Viele haben einen 12 Stunden Tag
„Bis die versprochene Unterstützung der Landesregierung greift, kann es für viele Höfe zu spät sein“, so Margaretha Hölldobler-Heumüller. „Außerdem geht es den Milchbauern nicht um Subventionen, sondern um einen fairen Preis für ihre Produkte.“ Gerade im Raum Fulda haben wir genügend Möglichkeiten, gute Milch zu einem anständigen Preis zu kaufen, der den Bauern ihre Arbeit lohne. Es gebe sicherlich Renter und Hartz IV Empfänger, die auf den Cent schauen müssten, aber für die meisten Verbraucher sei ein höherer Milchpreis erschwinglich: „Bei einem Preis von 70 Cent pro Liter kostet die Milch nur so viel wie ein Schokoriegel an der Kasse, oder wie eine Kugel Eis.“
Die niedrigen Preis für Milchprodukte vertieften den Eindruck, diese seien nichts „wert“. Dabei sei Milch ein wichtiges und gesundes Lebensmittel, und die Landwirte arbeiteten hart dafür: „Viele haben einen 12 Stunden Tag. Zudem sind sie mit ihrer Gründlandbewirtschaftung unverzichtbar für die Erhaltung unserer Kulturlandschaft. Das müssen wir honorieren und die Billigmilch boykottieren“, so die Grüne, die gleichzeitig daran erinnert, dass vor zehn Jahren ein Süssigkeitenriegel der Firma Nestle – der Butterfinger – welcher gentechnisch veränderten Mais enthielt, wegen der Proteste von Verbrauchern und Verbraucherschützern vom Markt genommen wurde.
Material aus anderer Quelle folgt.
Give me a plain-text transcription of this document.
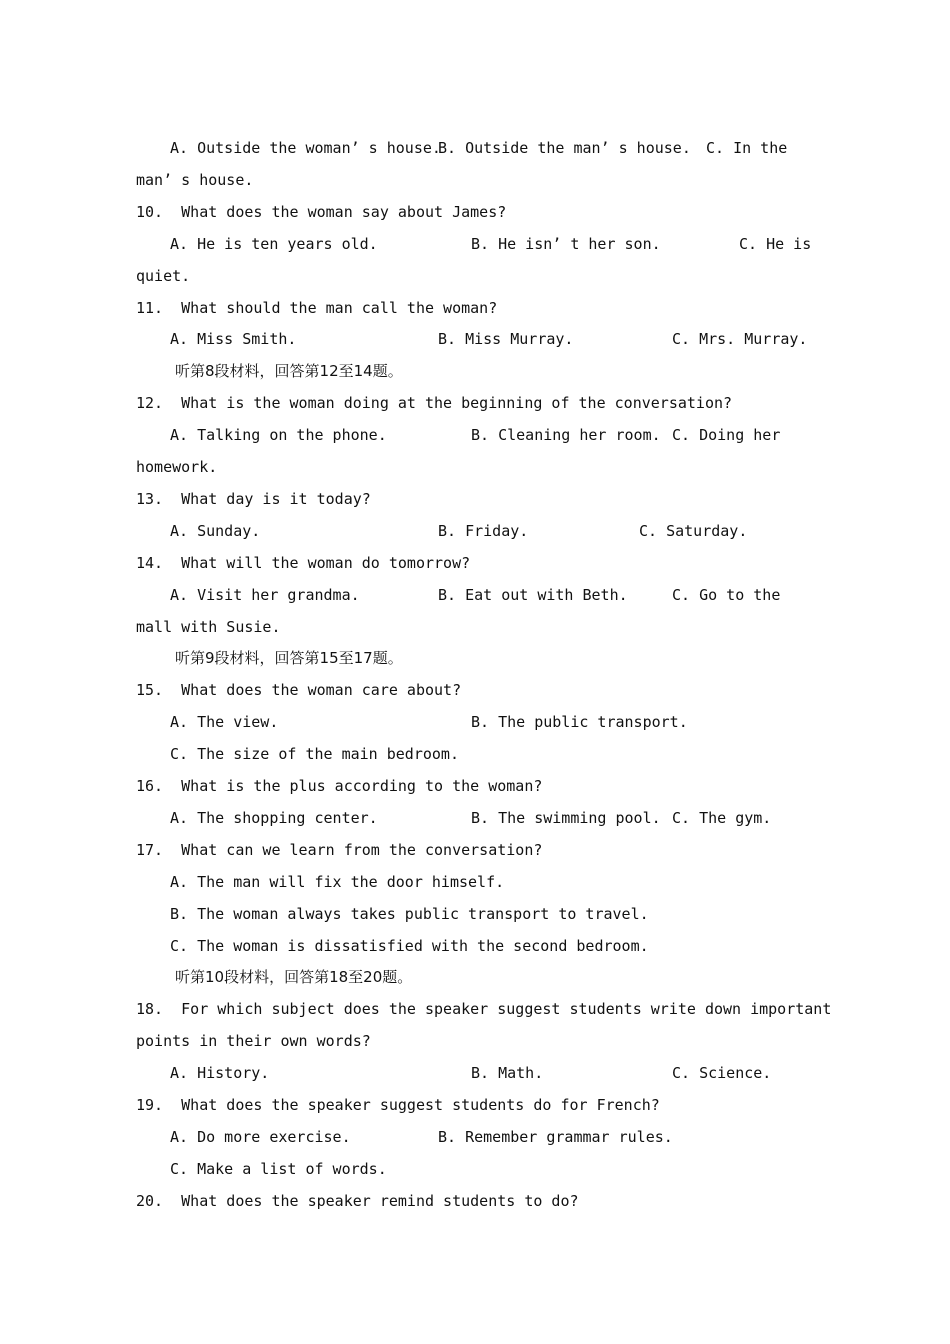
A. Outside the woman’ s house.
B. Outside the man’ s house. C. In the
man’ s house.
10.  What does the woman say about James?
A. He is ten years old.	B. He isn’ t her son.	C. He is
quiet.
11.  What should the man call the woman?
A. Miss Smith.	B. Miss Murray.	C. Mrs. Murray.
听第8段材料，回答第12至14题。
12.  What is the woman doing at the beginning of the conversation?
A. Talking on the phone.	B. Cleaning her room. C. Doing her
homework.
13.  What day is it today?
A. Sunday.	B. Friday.	C. Saturday.
14.  What will the woman do tomorrow?
A. Visit her grandma.	B. Eat out with Beth.	C. Go to the
mall with Susie.
听第9段材料，回答第15至17题。
15.  What does the woman care about?
A. The view.	B. The public transport.
C. The size of the main bedroom.
16.  What is the plus according to the woman?
A. The shopping center.	B. The swimming pool. C. The gym.
17.  What can we learn from the conversation?
A. The man will fix the door himself.
B. The woman always takes public transport to travel.
C. The woman is dissatisfied with the second bedroom.
听第10段材料，回答第18至20题。
18.  For which subject does the speaker suggest students write down important
points in their own words?
A. History.	B. Math.	C. Science.
19.  What does the speaker suggest students do for French?
A. Do more exercise.	B. Remember grammar rules.
C. Make a list of words.
20.  What does the speaker remind students to do?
Es sei wichtig, dass die Verbraucher sich ihrer Einkaufsmacht bewusst würden. Aber natürlich könnte man einen Absatz zu reelen Preisen auch in der Region fördern, indem Großverbraucher wie z.B. Kantinen und Gaststätten sich entschliessen, nur noch Milch zu reelen Preisen abzunehmen – damit könnten sie auch werben. Und natürlich können gerade Cafes, Restaurantes und Gaststätten überlegen, ob sie ihr Getränkeangebot mit frischer Milch, Milchmixgetränken oder Buttermilch zu fairen Preisen erweitern.